Rodman & Renshaw has initiated coverage of InspireMD (NYSE MKT:NSPR) with a “buy” rating and 12-month price target of $4. The stock closed at 71 cents on Thursday.
InspireMD is a commercial-stage company focusing on the development and marketing of stents covered with proprietary knitted mesh for coronary and carotid artery diseases.
“We note that the mesh sleeve, called MicroNet, can reduce plaque dislodgement and diffuse the pressure of stent deployment on the artery wall,” writes analyst Yi Chen.

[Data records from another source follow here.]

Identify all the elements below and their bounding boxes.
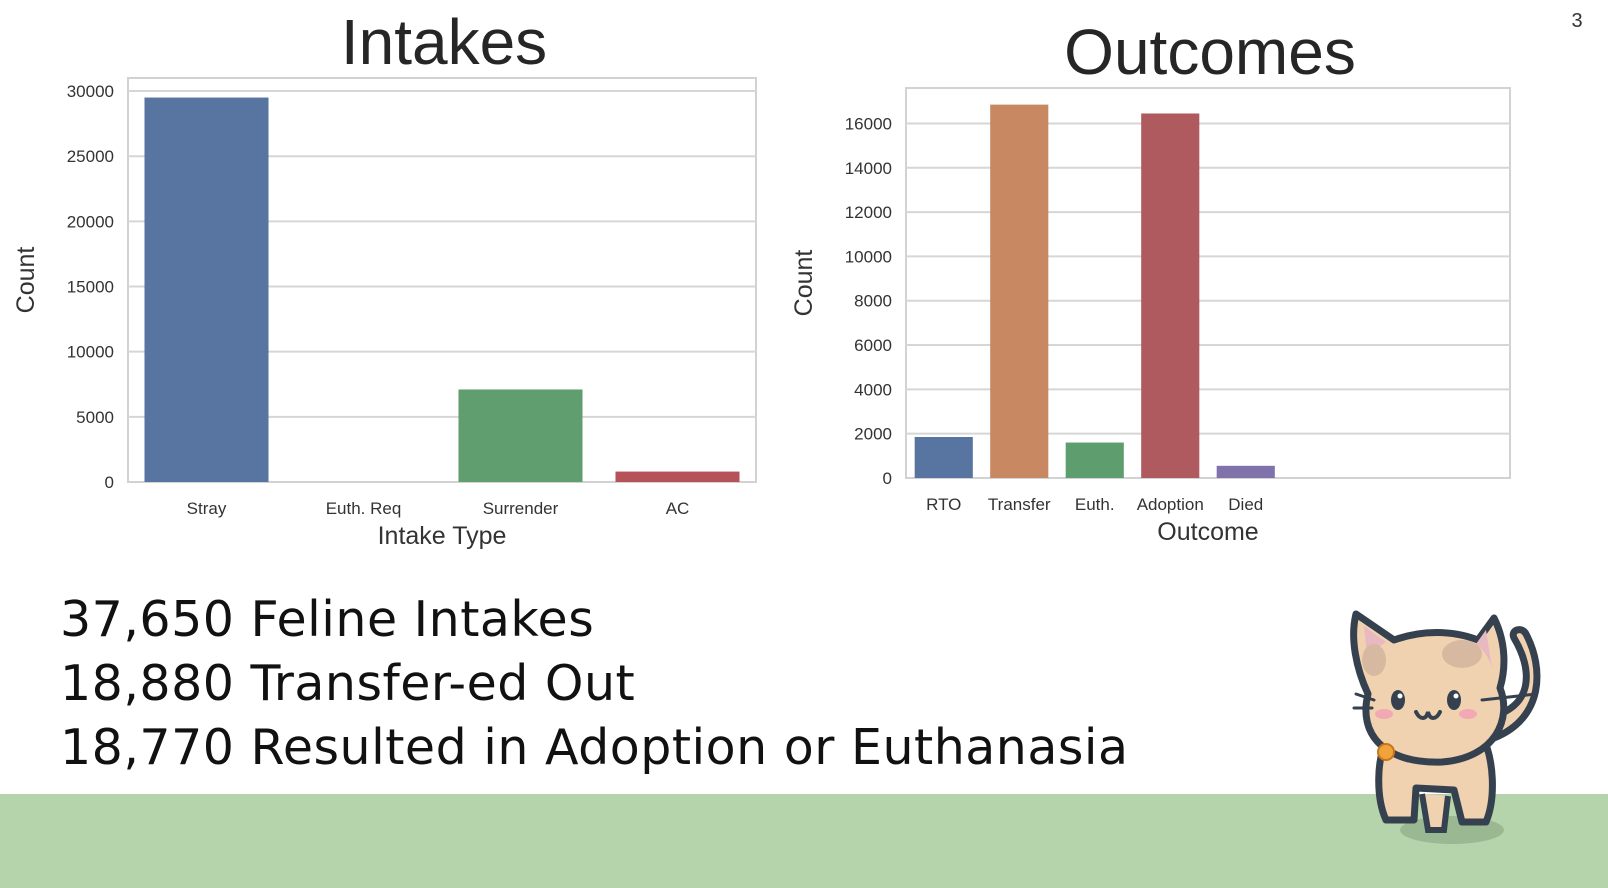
x-tick-label: RTO [926,495,961,514]
bar-surrender [458,389,583,482]
y-tick-label: 4000 [854,380,892,399]
y-tick-label: 8000 [854,292,892,311]
y-tick-label: 30000 [67,82,114,101]
x-tick-label: Stray [187,499,227,518]
bar-euth [1065,442,1124,478]
bar-stray [144,97,269,482]
chart-title: Intakes [341,6,547,78]
bar-adoption [1141,113,1200,478]
y-axis-label: Count [790,250,818,317]
summary-stats: 37,650 Feline Intakes 18,880 Transfer-ed… [60,588,1300,780]
y-tick-label: 5000 [76,408,114,427]
bar-died [1216,465,1275,478]
y-tick-label: 25000 [67,147,114,166]
stat-adoption-euthanasia: 18,770 Resulted in Adoption or Euthanasi… [60,719,1129,776]
y-tick-label: 6000 [854,336,892,355]
y-tick-label: 16000 [845,114,892,133]
x-tick-label: AC [666,499,690,518]
y-tick-label: 14000 [845,159,892,178]
outcomes-chart: 0 2000 4000 6000 8000 10000 12000 14000 16000 RTO… [790,16,1511,546]
x-tick-label: Adoption [1137,495,1204,514]
stat-intakes: 37,650 Feline Intakes [60,591,595,648]
page-number: 3 [1571,10,1583,32]
x-tick-label: Transfer [988,495,1051,514]
y-axis-label: Count [12,247,40,314]
x-tick-label: Died [1228,495,1263,514]
y-tick-label: 10000 [845,247,892,266]
bar-ac [615,471,740,482]
y-tick-label: 0 [105,473,114,492]
y-tick-label: 20000 [67,212,114,231]
x-tick-label: Euth. [1075,495,1115,514]
cat-mascot-illustration [1350,610,1541,844]
stat-transferred: 18,880 Transfer-ed Out [60,655,636,712]
chart-title: Outcomes [1064,16,1356,88]
y-tick-label: 2000 [854,425,892,444]
x-axis-label: Outcome [1157,518,1258,546]
y-tick-label: 0 [883,469,892,488]
y-tick-label: 12000 [845,203,892,222]
x-tick-label: Surrender [483,499,559,518]
y-tick-label: 10000 [67,343,114,362]
x-tick-label: Euth. Req [326,499,402,518]
footer-band [0,794,1608,888]
bar-rto [914,437,973,478]
y-tick-label: 15000 [67,278,114,297]
x-axis-label: Intake Type [378,522,507,550]
bar-transfer [990,104,1049,478]
intakes-chart: 0 5000 10000 15000 20000 25000 30000 Stray Euth.… [12,6,757,550]
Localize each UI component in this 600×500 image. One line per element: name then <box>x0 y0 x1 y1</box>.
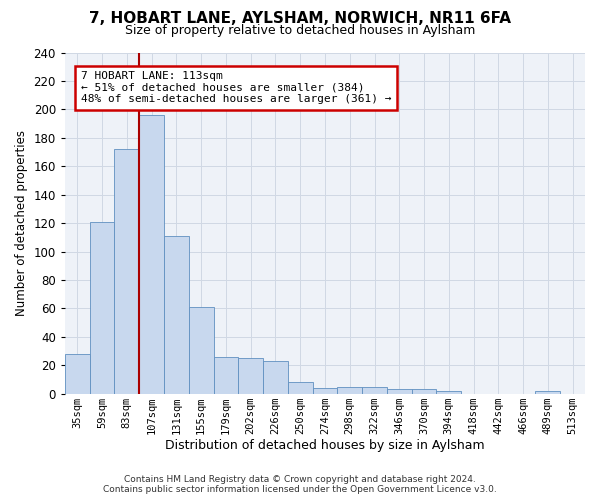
Text: Size of property relative to detached houses in Aylsham: Size of property relative to detached ho… <box>125 24 475 37</box>
Text: Contains HM Land Registry data © Crown copyright and database right 2024.
Contai: Contains HM Land Registry data © Crown c… <box>103 474 497 494</box>
Bar <box>214 356 238 394</box>
Bar <box>164 236 189 394</box>
Bar <box>115 149 139 394</box>
Bar <box>238 358 263 394</box>
Bar <box>263 361 288 394</box>
Bar <box>412 390 436 394</box>
Bar <box>313 388 337 394</box>
Bar <box>189 307 214 394</box>
Bar <box>535 391 560 394</box>
Text: 7 HOBART LANE: 113sqm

“We believe it is because of this differentiating factor that conveys clear clinical benefits, the company should see growing revenue in the coming quarters,” he added. The company generates revenue mainly from Europe and Latin America.
InspireMD currently trades at an enterprise value of roughly $6-million, which “we believe is severely undervalued for a commercial-stage medical device company and presents an attractive entry point for investors interested in this space,” Mr. Chen said.
He figures the low valuation is mainly due to the voluntary field corrective action in 2014 for MGuard and the belief that the bare-metal MGuard could no longer provide growth.
While he is projecting diminishing revenue for MGuard, he said investors may have overlooked CGuard’s competitive advantage and the clinical benefits the MicroNet platform brings to NVGuard and other products in the pipeline.
“Therefore, InspireMD may seem appealing not only from an investment perspective, but to the bellwethers in the medical device industry,” he added.